Deliber Rodríguez

Personal information
- Nickname: Deli
- Born: Deliber Rodríguez Ramírez 25 July 1993 (age 32) Tamayo, Dominican Republic
- Height: 1.82 m (6 ft 0 in)

Sport
- Country: Spain
- Sport: Paralympic athletics
- Disability class: T20
- Event(s): 400 metres 800 metres
- Club: Club Deportivo a la Par
- Coached by: José Luis Calvo

Medal record
Paralympic athletics
Representing Spain
World Para Athletics Championships
| Silver medal – second place | 2015 Doha | Men's 400m T20 |
| Silver medal – second place | 2017 London | Men's 800m T20 |
| Bronze medal – third place | 2017 London | Men's 400m T20 |
INAS World Games
| Silver medal – second place | 2019 Brisbane | Men's 400m |
| Silver medal – second place | 2019 Brisbane | Men's 800m |
| Bronze medal – third place | 2015 Quito | Men's 400m |
INAS World Athletics Championships
| Gold medal – first place | 2016 Ancona | Men's 400m |
INAS European Athletics Championships
| Silver medal – second place | 2017 Praha | Men's 400m |
| Bronze medal – third place | 2017 Praha | Men's 200m |

= Deliber Rodríguez =

Spanish Paralympic athlete (born 1993)

Deliber Rodríguez Ramírez (born 25 July 1993 in Tamayo, Dominican Republic) is a Spanish Paralympic athlete who competes in short distance running in international elite events.
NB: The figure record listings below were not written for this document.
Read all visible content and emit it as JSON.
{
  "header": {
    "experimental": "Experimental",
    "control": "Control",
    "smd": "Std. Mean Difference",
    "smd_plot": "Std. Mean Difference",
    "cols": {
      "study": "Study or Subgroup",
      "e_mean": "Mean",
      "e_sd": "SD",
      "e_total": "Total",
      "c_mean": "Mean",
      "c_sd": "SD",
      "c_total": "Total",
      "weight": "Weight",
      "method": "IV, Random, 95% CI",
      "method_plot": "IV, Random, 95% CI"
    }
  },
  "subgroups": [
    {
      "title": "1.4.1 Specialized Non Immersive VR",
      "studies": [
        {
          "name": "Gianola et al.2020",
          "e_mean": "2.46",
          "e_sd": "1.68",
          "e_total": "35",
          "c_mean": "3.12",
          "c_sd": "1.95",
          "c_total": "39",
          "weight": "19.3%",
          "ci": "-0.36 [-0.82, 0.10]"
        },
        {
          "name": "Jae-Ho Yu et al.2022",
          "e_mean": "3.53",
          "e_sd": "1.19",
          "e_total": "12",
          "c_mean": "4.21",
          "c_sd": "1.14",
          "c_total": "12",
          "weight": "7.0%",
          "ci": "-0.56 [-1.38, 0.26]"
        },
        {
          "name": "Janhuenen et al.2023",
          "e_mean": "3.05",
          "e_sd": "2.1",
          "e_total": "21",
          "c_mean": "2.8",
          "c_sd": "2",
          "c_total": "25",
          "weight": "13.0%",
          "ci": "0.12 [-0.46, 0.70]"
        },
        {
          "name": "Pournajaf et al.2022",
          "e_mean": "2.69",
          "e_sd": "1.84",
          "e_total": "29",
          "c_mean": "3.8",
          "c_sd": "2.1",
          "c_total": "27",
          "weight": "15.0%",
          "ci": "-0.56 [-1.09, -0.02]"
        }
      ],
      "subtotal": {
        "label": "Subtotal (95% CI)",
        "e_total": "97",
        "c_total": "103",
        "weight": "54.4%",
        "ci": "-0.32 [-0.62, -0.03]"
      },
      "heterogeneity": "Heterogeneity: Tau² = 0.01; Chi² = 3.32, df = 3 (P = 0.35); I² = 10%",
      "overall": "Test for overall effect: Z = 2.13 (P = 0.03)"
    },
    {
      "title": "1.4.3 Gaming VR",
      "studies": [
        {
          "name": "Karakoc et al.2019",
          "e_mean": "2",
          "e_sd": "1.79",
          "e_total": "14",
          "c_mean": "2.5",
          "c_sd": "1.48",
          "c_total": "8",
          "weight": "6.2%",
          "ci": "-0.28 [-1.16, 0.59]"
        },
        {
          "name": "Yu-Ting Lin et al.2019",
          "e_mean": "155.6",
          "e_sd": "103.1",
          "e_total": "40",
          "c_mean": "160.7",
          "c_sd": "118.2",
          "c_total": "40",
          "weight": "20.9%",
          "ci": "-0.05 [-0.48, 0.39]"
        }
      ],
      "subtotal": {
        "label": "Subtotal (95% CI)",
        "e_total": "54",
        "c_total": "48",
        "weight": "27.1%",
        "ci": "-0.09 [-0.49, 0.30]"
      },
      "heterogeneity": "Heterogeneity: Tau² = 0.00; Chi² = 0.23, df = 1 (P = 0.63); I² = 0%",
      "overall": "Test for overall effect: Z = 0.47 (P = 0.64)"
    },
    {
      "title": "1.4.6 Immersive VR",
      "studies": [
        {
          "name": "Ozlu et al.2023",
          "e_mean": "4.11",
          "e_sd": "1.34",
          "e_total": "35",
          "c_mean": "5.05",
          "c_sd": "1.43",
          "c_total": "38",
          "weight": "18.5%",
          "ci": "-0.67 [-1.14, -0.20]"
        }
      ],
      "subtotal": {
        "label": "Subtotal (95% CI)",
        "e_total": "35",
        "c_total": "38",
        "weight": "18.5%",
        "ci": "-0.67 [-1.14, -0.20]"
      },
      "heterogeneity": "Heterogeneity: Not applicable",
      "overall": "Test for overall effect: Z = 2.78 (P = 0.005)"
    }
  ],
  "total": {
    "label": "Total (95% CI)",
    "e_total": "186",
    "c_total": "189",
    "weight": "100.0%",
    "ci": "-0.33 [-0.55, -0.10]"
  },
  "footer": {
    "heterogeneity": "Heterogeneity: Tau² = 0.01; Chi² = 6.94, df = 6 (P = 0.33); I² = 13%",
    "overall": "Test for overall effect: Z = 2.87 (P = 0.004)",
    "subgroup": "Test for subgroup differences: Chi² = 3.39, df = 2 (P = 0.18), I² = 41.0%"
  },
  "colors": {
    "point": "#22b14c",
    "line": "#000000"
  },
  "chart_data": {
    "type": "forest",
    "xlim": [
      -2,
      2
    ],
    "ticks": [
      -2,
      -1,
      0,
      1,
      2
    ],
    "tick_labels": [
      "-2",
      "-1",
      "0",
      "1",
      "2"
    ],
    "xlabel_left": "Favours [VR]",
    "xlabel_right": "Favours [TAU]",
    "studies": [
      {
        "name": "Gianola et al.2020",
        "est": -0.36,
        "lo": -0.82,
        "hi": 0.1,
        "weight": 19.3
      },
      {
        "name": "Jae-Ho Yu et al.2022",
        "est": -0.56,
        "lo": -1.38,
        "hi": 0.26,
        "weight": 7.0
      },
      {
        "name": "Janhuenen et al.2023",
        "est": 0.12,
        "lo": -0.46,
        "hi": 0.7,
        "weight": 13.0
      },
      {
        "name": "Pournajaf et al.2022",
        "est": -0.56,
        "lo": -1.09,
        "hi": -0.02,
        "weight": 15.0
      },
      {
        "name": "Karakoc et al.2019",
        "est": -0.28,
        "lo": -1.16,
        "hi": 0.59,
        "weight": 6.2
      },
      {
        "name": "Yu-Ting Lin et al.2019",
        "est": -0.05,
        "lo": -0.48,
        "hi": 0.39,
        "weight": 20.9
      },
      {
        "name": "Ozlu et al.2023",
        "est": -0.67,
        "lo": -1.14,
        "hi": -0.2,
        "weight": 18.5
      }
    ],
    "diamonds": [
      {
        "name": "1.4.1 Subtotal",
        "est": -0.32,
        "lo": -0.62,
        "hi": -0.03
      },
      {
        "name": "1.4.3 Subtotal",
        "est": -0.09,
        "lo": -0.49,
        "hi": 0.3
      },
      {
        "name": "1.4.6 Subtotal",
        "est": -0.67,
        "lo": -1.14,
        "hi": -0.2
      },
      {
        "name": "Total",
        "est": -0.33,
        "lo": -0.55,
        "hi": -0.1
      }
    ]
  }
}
He is a triple World medalist and has competed in the 2016 Summer Paralympics.

Rodríguez competes alongside his older brother Dionibel Rodríguez Rodríguez who is also a T20 sprinter, they moved to Madrid when they were both young children. They both competed in the men's 400m T20 at the 2016 Paralympic Games, Deliber finished fifth while Dionibel finished fourth.